WASHINGTON: National Security Adviser Moeed Yusuf has said that the United States and Pakistan are occupied with a positive discourse to eliminate the doubt that eclipses their relations.
Recently, US Undersecretary of Defense for Policy Colin Kahl told a US Senate board that Pakistan didn’t need Afghanistan to be a place of refuge for fear monger assaults against itself or others and had “kept on giving us admittance to Pakistani airspace and we are in discussion about keeping that entrance open”.
In a meeting to Voice of America (VOA) radio, Mr Yusuf couldn’t help contradicting the idea that the US and Pakistan were on an impact course and from here, their relations could just deteriorate.
Alluding to US Deputy Secretary of State Wendy Sherman’s new visit to Islamabad, he said: “There is some question that the two sides need to survive, and we are attempting to do that, and that is additionally the motivation behind why she (Sherman) came to Pakistan.”
Mr Yusuf let VOA know that the two nations “are pushing ahead in a very much planned manner, and there is no significant emergency”.
The security counsel additionally dismissed the case by some previous US authorities that the Taliban triumph in Kabul has indeed brought up issues about the security of Pakistan’s atomic weapons.
“Pakistan’s atomic stockpile — by the beauty of God — has consistently been protected and will consistently stay safe, and assuming anybody needs to lose rest over it, it’s their decision,” he said.
However, a few previous US authorities let VOA know that the withdrawal of US alliance powers from Afghanistan had changed the political math of America’s relations with Pakistan, making Washington less dependent on Islamabad when it came to counterterrorism exercises.
Previous US Defense Secretary and CIA boss Leon Panetta, in any case, said that the US-Pakistan relationship had consistently been mind boggling.

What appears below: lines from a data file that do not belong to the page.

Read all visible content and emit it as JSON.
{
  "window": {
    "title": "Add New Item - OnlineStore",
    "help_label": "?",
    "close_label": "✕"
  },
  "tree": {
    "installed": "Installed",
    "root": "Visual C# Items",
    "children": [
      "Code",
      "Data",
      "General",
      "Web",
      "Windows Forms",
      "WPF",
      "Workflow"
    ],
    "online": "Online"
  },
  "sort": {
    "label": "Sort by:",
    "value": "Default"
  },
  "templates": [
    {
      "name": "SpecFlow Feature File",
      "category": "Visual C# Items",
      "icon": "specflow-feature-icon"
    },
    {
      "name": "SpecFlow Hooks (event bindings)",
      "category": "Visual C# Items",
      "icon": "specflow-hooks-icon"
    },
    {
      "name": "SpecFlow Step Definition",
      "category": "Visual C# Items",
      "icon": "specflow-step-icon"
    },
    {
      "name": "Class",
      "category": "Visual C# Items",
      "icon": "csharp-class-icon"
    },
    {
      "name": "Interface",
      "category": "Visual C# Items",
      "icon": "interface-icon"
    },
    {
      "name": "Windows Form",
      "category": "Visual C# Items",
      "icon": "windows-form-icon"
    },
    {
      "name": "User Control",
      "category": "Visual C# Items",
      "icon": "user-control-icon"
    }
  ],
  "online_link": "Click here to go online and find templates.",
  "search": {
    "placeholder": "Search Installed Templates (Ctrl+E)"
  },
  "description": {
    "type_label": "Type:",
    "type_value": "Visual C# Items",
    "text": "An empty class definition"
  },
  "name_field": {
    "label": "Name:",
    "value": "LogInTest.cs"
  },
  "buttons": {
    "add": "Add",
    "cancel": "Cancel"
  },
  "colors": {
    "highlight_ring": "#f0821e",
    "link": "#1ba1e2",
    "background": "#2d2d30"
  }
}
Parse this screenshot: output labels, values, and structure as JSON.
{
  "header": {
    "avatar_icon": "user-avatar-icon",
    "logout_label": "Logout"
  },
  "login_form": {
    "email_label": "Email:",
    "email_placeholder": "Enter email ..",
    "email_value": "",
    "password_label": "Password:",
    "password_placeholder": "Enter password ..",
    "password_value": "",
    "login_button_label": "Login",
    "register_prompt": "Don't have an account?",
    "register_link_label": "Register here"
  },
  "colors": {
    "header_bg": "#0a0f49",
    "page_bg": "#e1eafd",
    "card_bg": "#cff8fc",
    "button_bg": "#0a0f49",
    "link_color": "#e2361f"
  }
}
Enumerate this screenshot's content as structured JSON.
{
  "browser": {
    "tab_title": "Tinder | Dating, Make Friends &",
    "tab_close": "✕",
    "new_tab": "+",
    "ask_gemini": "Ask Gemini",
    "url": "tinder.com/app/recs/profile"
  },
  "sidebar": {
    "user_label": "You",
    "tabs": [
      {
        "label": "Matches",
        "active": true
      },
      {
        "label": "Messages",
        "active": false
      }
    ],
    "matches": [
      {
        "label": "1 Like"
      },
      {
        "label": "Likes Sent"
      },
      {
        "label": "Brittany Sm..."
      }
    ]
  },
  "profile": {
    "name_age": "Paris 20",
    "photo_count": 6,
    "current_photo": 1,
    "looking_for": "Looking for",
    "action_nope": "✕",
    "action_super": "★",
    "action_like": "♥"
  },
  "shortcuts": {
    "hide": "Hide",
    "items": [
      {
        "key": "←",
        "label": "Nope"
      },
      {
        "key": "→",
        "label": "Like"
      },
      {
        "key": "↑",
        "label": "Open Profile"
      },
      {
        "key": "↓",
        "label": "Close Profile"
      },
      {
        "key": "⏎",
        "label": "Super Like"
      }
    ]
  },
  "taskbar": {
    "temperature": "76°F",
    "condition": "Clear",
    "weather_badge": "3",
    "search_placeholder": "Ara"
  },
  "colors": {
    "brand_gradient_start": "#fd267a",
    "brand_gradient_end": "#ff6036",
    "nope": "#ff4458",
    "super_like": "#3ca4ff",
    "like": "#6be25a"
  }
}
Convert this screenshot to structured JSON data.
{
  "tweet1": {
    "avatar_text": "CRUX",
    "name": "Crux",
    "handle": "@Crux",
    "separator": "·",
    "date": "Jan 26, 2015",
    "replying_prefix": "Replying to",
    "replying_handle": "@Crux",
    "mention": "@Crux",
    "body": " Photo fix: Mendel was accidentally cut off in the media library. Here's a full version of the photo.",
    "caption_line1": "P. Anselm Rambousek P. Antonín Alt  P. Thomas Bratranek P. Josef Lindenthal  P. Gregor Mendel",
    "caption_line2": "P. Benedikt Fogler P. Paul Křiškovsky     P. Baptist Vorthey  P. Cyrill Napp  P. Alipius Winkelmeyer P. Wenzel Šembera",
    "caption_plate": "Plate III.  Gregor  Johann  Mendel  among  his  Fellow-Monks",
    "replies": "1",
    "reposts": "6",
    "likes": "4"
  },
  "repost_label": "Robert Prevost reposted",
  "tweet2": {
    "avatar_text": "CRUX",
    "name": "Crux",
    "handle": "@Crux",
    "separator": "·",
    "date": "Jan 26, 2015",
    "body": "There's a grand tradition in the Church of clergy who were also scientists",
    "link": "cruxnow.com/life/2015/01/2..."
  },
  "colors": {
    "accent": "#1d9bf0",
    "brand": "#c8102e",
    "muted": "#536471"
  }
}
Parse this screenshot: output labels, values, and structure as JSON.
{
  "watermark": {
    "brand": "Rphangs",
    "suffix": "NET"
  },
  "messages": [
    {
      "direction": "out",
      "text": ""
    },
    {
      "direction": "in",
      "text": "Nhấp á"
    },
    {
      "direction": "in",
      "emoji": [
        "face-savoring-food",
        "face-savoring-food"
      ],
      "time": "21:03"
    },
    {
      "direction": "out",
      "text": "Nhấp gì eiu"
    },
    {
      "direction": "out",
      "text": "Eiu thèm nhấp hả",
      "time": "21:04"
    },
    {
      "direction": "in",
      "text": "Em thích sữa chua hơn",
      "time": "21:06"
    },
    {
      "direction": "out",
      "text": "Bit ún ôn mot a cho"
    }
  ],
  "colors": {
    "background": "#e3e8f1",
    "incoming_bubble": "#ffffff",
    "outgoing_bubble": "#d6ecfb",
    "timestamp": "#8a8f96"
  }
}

“We would attempt to assemble a helpful connection with them, especially when Al Qaeda was situated in the ancestral spaces of Pakistan,” Mr Panetta said of his time as CIA chief under previous President Barack Obama. “However long we kept them informed, as long as we kept on working with them, they gave us some participation.”
However, Mr Panetta blamed Pakistan for keeping up with associations with psychological militant gatherings for influence against India, which brought them “exceptionally near the Taliban and the Haqqani organization — adding to an absence of trust between the two countries”.
Mr Panetta and John Bolton, previous public safety consultant to then-president Donald Trump, told VOA they had critical concerns in regards to the security of Pakistan’s atomic weapons store, especially on the grounds that gatherings like the Islamic State-Khorasan, Al Qaeda, and the TTP were by and by dynamic in the locale.
“The Taliban’s effective takeover of Afghanistan has altogether supported revolutionary philosophy inside the Pakistani government, TTP, and psychological oppressors inside Pakistan,” Mr Bolton said. “I’m stressed that not exclusively would there be an intentional strategy by the public authority of Pakistan by then to move atomic weapons to psychological militants or to the people who might have the cash to pay for them.”